When President Bush announced that Iraq and Afghanistan combat tours would be cut back to twelve months from their current fifteen, Phil Carter and Kevin Drum had an interesting back and forth and back about tour lengths and counterinsurgency best practices. The upshot of the exchange was that even though counterinsurgency demands familiarity with the area of operations, there’s a point of diminishing returns beyond which the human toll of longer tours interferes with units’ ability to be effective. Here’s Carter:
[T]here’s a finite limit to the amount of combat that men and women can endure. So we must balance combat effectiveness, and the needs of an all-volunteer force (and its families), against the steep learning curve of counterinsurgency, which demands longer deployments.
Today the commander of coalition forces in Afghanistan, Army Gen. Dan K. McNeill, weighed in from “his heavily fortified headquarters” in Kabul. McNeill argued that the fifteen month tours “. . .are critical to making progress in the war against Afghanistan’s Taliban and other insurgents. . .” and that “. . .the greatest gains in the war have come from Soldiers serving the long tours.” He did, however, recognize that they are not feasible:
“It’s not something I advocate we stay on forever,” McNeill said. “We’ve got to ease up on the force a little bit. It’s especially an issue for the families.”

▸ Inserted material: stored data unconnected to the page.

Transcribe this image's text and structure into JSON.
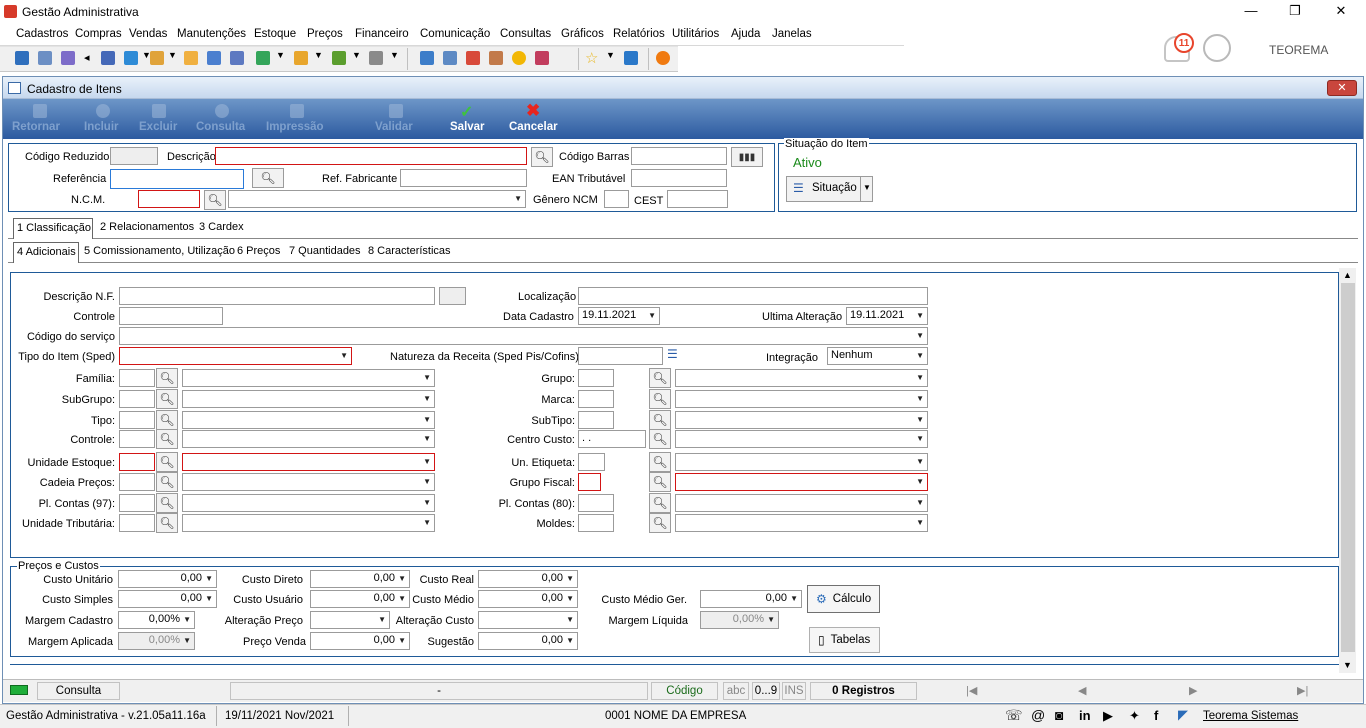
{
  "app": {
    "title": "Gestão Administrativa",
    "brand": "TEOREMA",
    "notif_count": "11"
  },
  "menu": [
    "Cadastros",
    "Compras",
    "Vendas",
    "Manutenções",
    "Estoque",
    "Preços",
    "Financeiro",
    "Comunicação",
    "Consultas",
    "Gráficos",
    "Relatórios",
    "Utilitários",
    "Ajuda",
    "Janelas"
  ],
  "window": {
    "title": "Cadastro de Itens"
  },
  "toolbar": {
    "retornar": "Retornar",
    "incluir": "Incluir",
    "excluir": "Excluir",
    "consulta": "Consulta",
    "impressao": "Impressão",
    "validar": "Validar",
    "salvar": "Salvar",
    "cancelar": "Cancelar"
  },
  "header": {
    "codigo_reduzido": "Código Reduzido",
    "descricao": "Descrição",
    "codigo_barras": "Código Barras",
    "referencia": "Referência",
    "ref_fabricante": "Ref. Fabricante",
    "ean_tributavel": "EAN Tributável",
    "ncm": "N.C.M.",
    "genero_ncm": "Gênero NCM",
    "cest": "CEST"
  },
  "situacao": {
    "legend": "Situação do Item",
    "status": "Ativo",
    "button": "Situação"
  },
  "tabs1": [
    "1 Classificação",
    "2 Relacionamentos",
    "3 Cardex"
  ],
  "tabs2": [
    "4 Adicionais",
    "5 Comissionamento, Utilização",
    "6 Preços",
    "7 Quantidades",
    "8 Características"
  ],
  "form": {
    "descricao_nf": "Descrição N.F.",
    "localizacao": "Localização",
    "controle": "Controle",
    "data_cadastro": "Data Cadastro",
    "data_cadastro_val": "19.11.2021",
    "ultima_alteracao": "Ultima Alteração",
    "ultima_alteracao_val": "19.11.2021",
    "codigo_servico": "Código do serviço",
    "tipo_item": "Tipo do Item (Sped)",
    "natureza_receita": "Natureza da Receita (Sped Pis/Cofins)",
    "integracao": "Integração",
    "integracao_val": "Nenhum",
    "familia": "Família:",
    "subgrupo": "SubGrupo:",
    "tipo": "Tipo:",
    "controle2": "Controle:",
    "unidade_estoque": "Unidade Estoque:",
    "cadeia_precos": "Cadeia Preços:",
    "pl_contas97": "Pl. Contas (97):",
    "unidade_tributaria": "Unidade Tributária:",
    "grupo": "Grupo:",
    "marca": "Marca:",
    "subtipo": "SubTipo:",
    "centro_custo": "Centro Custo:",
    "centro_custo_val": " .  .",
    "un_etiqueta": "Un. Etiqueta:",
    "grupo_fiscal": "Grupo Fiscal:",
    "pl_contas80": "Pl. Contas (80):",
    "moldes": "Moldes:"
  },
  "precos": {
    "legend": "Preços e Custos",
    "custo_unitario": "Custo Unitário",
    "custo_simples": "Custo Simples",
    "margem_cadastro": "Margem Cadastro",
    "margem_aplicada": "Margem Aplicada",
    "custo_direto": "Custo Direto",
    "custo_usuario": "Custo Usuário",
    "alteracao_preco": "Alteração Preço",
    "preco_venda": "Preço Venda",
    "custo_real": "Custo Real",
    "custo_medio": "Custo Médio",
    "alteracao_custo": "Alteração Custo",
    "sugestao": "Sugestão",
    "custo_medio_ger": "Custo Médio Ger.",
    "margem_liquida": "Margem Líquida",
    "zero": "0,00",
    "pct": "0,00%",
    "calculo": "Cálculo",
    "tabelas": "Tabelas"
  },
  "status": {
    "mode": "Consulta",
    "dash": "-",
    "codigo": "Código",
    "abc": "abc",
    "num": "0...9",
    "ins": "INS",
    "registros": "0 Registros"
  },
  "footer": {
    "version": "Gestão Administrativa - v.21.05a11.16a",
    "date": "19/11/2021 Nov/2021",
    "empresa": "0001 NOME DA EMPRESA",
    "link": "Teorema Sistemas"
  }
}
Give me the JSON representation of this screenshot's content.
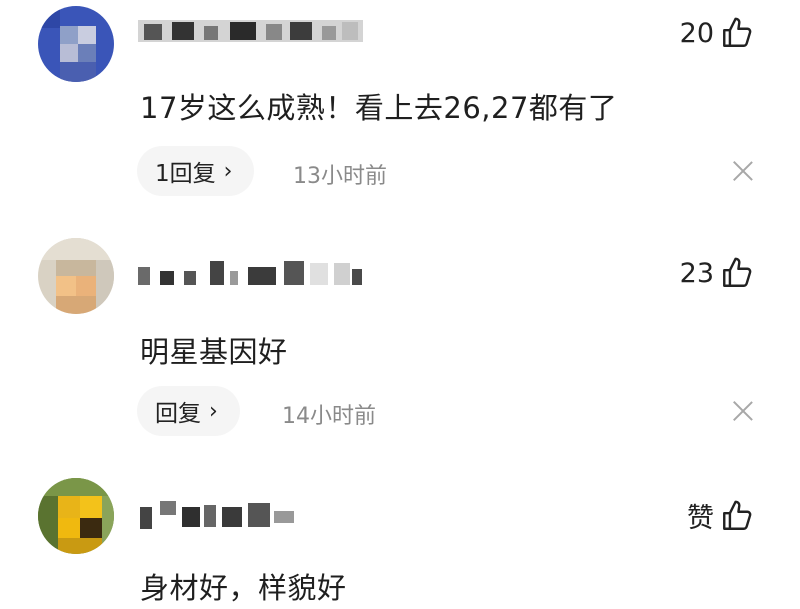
{
  "comments": [
    {
      "like": {
        "count": "20"
      },
      "text": "17岁这么成熟！看上去26,27都有了",
      "reply_label": "1回复",
      "time": "13小时前"
    },
    {
      "like": {
        "count": "23"
      },
      "text": "明星基因好",
      "reply_label": "回复",
      "time": "14小时前"
    },
    {
      "like": {
        "count": "赞"
      },
      "text": "身材好，样貌好"
    }
  ],
  "icons": {
    "like": "thumbs-up-icon",
    "dismiss": "close-icon",
    "reply_arrow": "chevron-right-icon"
  },
  "colors": {
    "text": "#1f1f1f",
    "secondary": "#8a8a8a",
    "pill_bg": "#f5f5f5"
  }
}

But he said the most successful units have been U.S. Army troops who have “established relationships with the terrain, with the indigenous people and with the enemy, and have had a good amount of time to exploit those relationships and use them to their advantage.”
This does seem to be a wrinkle that needs to be ironed out. Basing a significant operational component of Army doctrine on a tactical approach that is based on a fundamentally irreconciliable dilemma presents obvious problems. Carter suggested using the Marine Corps model of seven-month tours combined with rotating units back into previous areas of operation, thereby providing needed rest along with continuity. Hopefully this will be addressed whenever Gen. Petraeus’ highly praised COIN manual comes up for a revision.